The present review emphasizes the concept of making a diagnosis by shifting the perspective on LVNC, focusing on the thinning of the compact layer rather than the thickening of the non-compacted layer. Which patient has an LVNC cardiomyopathy, and in which patient is LVNC merely an epiphenomenon? To address this issue, De Lazzari et al. elaborated a hypothesis-generating study based on asymmetry in the thickness between the free wall and the septum [90]. This discrepancy could be a distinct morphologic feature that may further characterize the isolated LVNC cardiomyopathy phenotype and aid in discriminating it from DCM with superimposed excessive trabeculation [90]. In fact, DCM is characterized by a harmonic thickness of both the free and lateral wall based on the “eccentric hypertrophy” concept in which the thickness of both septum and free wall is symmetrical. However, larger multicenter studies are warranted to confirm this hypothesis. Data on long-term outcomes of LVNC cardiomyopathy excluding patients with DCM and secondary hypertrabeculation may be desirable. The role of the scar in LVNC, both in terms of diagnosis and arrhythmic risk stratification, still remains an issue yet to be fully elucidated. Multimodal artificial intelligence (AI) is a novel technological tool that enables the integration of information with the aim of stratifying arrhythmic risk [94]. Despite clinical application obstacles, AI has the potential to offer opportunities to expand knowledge in the cardiomyopathy scenario. Particularly among similar variants of cardiomyopathies such as LVNC and DCM, computational models will provide imaging-related elements to differentiate morphological key features [94]. Further studies on AI prediction models are warranted for a widespread clinical adoption.

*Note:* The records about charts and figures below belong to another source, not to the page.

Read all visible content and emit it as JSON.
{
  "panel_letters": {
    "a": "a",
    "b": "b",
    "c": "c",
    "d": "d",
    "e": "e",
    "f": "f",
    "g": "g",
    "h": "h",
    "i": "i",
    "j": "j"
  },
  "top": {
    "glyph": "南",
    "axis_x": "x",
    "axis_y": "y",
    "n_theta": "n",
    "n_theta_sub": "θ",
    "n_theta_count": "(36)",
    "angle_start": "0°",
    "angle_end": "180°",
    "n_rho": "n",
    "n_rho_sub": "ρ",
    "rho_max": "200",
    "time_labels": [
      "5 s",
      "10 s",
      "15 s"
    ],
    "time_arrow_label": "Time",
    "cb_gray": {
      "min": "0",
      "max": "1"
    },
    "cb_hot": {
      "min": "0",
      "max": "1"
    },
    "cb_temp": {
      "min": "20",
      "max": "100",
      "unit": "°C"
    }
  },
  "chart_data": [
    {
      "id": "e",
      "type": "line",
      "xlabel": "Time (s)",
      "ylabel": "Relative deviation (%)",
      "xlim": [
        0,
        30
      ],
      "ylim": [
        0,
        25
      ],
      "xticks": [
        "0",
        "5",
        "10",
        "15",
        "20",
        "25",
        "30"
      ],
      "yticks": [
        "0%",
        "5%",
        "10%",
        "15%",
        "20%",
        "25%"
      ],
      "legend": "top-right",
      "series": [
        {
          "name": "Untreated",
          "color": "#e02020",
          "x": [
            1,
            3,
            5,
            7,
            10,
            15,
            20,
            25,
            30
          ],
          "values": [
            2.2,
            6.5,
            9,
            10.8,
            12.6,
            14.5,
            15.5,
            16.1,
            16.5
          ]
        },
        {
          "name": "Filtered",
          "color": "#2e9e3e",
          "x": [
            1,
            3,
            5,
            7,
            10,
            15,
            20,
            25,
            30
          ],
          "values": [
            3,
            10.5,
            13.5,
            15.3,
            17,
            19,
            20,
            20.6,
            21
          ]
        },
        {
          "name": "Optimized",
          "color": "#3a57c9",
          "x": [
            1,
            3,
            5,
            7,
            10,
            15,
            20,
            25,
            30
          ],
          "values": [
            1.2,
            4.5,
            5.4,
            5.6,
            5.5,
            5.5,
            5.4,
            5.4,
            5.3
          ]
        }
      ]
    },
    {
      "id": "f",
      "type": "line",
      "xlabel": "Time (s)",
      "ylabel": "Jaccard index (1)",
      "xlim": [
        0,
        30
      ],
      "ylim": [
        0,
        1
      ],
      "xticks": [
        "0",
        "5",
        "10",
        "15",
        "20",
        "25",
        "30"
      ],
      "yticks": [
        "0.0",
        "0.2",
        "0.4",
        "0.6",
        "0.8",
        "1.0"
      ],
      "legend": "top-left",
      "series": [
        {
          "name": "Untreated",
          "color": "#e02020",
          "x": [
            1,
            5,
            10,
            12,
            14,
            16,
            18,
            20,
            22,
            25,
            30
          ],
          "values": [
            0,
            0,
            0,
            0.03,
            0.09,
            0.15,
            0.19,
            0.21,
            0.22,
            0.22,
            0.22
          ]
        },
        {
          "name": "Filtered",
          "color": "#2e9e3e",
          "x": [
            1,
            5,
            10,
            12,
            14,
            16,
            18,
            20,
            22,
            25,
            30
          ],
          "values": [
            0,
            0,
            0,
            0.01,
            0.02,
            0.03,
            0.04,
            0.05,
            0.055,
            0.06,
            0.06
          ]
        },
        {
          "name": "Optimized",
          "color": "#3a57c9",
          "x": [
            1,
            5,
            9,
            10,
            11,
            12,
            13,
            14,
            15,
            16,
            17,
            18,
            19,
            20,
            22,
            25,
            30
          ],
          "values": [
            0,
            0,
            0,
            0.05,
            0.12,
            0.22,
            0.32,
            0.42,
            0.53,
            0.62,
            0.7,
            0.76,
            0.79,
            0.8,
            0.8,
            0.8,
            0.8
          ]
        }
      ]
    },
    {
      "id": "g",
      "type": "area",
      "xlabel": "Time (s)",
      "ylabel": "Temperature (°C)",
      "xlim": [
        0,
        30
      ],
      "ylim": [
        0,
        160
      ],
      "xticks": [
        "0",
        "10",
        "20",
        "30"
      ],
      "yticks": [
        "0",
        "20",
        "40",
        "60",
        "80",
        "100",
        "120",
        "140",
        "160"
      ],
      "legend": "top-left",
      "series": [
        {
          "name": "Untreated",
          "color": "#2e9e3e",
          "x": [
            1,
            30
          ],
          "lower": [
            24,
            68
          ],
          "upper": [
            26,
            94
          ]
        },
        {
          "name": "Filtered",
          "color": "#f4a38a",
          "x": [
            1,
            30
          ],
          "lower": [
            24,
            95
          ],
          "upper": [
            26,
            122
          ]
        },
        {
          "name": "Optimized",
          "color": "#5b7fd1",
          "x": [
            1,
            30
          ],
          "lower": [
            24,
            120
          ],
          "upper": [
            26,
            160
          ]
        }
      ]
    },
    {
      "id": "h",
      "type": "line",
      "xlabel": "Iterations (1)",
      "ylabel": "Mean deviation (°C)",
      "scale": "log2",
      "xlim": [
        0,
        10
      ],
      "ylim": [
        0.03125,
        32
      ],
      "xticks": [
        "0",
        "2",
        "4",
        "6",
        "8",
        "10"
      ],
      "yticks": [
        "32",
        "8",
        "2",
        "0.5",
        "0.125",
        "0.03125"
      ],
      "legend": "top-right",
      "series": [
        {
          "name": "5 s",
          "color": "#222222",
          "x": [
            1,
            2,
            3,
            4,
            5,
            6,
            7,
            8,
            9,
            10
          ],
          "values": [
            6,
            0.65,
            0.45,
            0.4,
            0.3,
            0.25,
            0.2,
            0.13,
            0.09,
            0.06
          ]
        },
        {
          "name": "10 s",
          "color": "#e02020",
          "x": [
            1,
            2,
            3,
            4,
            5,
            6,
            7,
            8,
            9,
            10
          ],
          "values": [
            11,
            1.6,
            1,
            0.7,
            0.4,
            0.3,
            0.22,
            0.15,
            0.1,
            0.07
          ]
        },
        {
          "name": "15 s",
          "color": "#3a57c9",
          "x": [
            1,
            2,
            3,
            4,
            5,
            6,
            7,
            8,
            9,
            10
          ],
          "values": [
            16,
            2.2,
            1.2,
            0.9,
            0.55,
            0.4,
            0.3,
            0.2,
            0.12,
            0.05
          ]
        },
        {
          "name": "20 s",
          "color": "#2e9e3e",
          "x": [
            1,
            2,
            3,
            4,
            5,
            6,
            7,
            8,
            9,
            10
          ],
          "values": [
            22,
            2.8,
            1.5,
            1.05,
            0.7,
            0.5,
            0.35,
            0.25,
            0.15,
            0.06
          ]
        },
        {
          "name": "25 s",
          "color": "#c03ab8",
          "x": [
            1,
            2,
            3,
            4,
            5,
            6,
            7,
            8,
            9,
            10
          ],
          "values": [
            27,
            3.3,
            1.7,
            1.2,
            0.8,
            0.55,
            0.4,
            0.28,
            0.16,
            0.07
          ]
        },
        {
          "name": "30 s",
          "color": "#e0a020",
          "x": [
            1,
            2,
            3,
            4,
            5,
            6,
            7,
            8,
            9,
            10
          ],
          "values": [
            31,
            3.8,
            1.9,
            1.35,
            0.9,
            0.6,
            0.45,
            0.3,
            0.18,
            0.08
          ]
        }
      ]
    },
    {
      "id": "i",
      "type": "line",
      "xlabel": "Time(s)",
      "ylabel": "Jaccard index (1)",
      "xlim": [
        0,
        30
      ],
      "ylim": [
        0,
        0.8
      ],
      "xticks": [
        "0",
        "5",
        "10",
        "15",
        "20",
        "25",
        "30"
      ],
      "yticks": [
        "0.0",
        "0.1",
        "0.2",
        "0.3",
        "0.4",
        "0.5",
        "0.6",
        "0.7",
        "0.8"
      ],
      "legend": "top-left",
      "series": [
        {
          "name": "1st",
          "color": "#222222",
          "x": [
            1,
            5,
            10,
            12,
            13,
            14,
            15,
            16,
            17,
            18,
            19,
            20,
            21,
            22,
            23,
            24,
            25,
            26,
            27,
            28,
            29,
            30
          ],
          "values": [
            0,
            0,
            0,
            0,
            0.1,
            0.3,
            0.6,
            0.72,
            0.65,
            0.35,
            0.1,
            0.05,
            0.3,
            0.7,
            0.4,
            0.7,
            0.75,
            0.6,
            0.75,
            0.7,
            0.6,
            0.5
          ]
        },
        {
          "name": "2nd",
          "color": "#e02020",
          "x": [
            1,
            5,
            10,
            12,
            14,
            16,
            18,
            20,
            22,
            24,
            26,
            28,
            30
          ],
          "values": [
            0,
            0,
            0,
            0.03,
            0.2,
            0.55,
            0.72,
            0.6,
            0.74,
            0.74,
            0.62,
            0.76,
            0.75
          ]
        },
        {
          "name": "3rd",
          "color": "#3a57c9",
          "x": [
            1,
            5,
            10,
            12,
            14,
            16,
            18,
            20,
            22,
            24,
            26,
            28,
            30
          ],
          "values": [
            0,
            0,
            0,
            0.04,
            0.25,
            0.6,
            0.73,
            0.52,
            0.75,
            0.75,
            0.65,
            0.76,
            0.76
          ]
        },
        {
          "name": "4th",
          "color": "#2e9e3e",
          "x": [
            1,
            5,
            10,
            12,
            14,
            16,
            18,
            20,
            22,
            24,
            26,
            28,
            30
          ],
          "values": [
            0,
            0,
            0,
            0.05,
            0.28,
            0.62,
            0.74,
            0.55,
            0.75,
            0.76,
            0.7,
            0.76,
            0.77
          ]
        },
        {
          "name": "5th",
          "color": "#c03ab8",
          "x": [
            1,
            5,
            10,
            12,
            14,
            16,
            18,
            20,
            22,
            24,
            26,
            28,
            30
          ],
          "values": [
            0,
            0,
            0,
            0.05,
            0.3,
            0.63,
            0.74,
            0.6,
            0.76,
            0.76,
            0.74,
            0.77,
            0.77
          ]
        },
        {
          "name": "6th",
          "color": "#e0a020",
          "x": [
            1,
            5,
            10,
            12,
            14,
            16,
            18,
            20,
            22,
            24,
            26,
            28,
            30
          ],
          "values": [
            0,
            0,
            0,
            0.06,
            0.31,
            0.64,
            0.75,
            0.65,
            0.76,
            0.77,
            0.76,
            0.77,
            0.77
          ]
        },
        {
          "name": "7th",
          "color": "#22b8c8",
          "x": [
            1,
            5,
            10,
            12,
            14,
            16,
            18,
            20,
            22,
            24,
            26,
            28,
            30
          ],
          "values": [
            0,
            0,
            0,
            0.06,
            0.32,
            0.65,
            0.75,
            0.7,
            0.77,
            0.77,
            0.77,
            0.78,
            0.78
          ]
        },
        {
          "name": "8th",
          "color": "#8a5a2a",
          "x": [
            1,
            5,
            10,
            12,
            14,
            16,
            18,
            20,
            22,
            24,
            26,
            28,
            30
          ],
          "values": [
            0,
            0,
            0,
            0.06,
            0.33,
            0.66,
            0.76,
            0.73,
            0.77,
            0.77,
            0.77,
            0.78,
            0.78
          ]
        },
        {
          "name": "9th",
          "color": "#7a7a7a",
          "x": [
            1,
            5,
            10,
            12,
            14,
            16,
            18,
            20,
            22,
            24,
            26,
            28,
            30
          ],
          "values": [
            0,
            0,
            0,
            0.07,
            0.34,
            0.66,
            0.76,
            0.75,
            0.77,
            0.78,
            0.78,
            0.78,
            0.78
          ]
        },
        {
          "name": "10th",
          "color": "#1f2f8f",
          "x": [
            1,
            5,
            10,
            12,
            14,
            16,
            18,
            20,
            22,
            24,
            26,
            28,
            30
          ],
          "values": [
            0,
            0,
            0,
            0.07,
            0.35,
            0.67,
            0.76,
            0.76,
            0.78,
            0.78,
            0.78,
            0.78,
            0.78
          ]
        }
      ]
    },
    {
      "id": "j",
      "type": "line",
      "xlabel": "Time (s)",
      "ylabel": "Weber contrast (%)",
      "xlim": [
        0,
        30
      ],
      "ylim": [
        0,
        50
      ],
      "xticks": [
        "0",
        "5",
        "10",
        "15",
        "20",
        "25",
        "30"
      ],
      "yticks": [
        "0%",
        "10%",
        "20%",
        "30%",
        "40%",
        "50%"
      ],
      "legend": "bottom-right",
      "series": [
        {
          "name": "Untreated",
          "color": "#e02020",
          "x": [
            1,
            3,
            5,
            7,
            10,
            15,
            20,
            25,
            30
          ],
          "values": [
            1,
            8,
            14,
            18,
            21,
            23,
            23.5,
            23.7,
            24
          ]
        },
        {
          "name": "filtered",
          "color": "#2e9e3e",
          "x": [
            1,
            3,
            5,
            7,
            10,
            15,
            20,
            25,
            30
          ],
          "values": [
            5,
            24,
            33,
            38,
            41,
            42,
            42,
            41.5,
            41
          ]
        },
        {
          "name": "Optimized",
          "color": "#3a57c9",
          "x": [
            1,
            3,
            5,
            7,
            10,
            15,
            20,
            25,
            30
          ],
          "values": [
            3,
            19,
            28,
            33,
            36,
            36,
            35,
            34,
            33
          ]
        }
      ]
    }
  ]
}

Excessive trabeculation, when not accompanied by thinning of the compact layer, appears as a “phenotypic trait” rather than a “cardiomyopathic morphological marker”, lacking clinical and prognostic significance. Future prospective research should focus on the clinical and prognostic relevance of compact layer thinning rather than excessive trabeculation, which could significantly influence the management of patients with LVNC.